In 2008, the regulation and supervision of big Wall Street traders broke down, resulting in a major financial panic, millions of jobs lost and the Fed loosening monetary policy as much as possible to prevent even worse outcomes.
In 2023, it is the supervision of regular commercial banks that has broken down. The failure of a $200 billion bank should not bring down the financial system. But a breakdown in supervision is another matter.
Fearing a major financial panic, the Fed and other authorities seem willing to provide a de facto blanket guarantee for all bank deposits. (Total bank deposits in the U.S. are around $18 trillion, of which about $10 trillion are FDIC insured.)

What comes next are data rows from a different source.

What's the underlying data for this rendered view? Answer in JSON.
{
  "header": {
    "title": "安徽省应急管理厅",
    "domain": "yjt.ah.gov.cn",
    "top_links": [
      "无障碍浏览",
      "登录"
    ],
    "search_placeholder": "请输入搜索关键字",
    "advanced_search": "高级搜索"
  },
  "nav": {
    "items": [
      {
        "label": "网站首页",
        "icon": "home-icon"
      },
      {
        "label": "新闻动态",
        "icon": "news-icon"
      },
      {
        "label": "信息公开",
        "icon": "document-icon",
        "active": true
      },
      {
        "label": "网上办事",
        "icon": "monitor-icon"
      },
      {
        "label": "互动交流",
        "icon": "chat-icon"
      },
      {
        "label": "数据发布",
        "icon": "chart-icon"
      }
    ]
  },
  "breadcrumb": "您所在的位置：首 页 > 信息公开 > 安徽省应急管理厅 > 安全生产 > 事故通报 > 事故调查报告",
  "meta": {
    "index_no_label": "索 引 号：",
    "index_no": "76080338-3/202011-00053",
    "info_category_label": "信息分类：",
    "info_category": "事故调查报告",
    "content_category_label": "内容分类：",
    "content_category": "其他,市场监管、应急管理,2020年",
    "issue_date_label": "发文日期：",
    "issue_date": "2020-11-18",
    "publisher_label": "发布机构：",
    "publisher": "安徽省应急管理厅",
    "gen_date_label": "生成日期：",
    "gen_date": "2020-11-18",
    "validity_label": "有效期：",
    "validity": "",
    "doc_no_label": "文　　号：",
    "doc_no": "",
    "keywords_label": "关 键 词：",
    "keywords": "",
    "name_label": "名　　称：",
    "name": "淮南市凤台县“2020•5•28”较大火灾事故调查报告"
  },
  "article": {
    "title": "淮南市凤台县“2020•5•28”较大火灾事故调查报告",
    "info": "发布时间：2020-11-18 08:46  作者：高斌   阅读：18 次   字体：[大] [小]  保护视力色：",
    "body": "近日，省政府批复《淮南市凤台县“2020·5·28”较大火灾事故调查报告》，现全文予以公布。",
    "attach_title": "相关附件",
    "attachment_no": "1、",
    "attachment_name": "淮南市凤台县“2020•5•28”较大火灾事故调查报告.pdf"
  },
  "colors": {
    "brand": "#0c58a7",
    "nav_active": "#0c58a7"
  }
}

To be fully effective, this extension of deposit insurance has to be permanent, and all such insurance should be paid for through appropriate contributions from banks.
Going forward, federal authorities and the taxpayer will ultimately be responsible for more of the downside risk associated with poor risk management at banks. Consequently, regulation and supervision will need to be strengthened in an appropriate manner. Many people said this after 2008, but not enough was done.
A well-regulated system is still the right goal. This time around, the Federal Reserve needs to overhaul and improve its bank supervision — and to make that consistent with its macroeconomic policy for interest rates.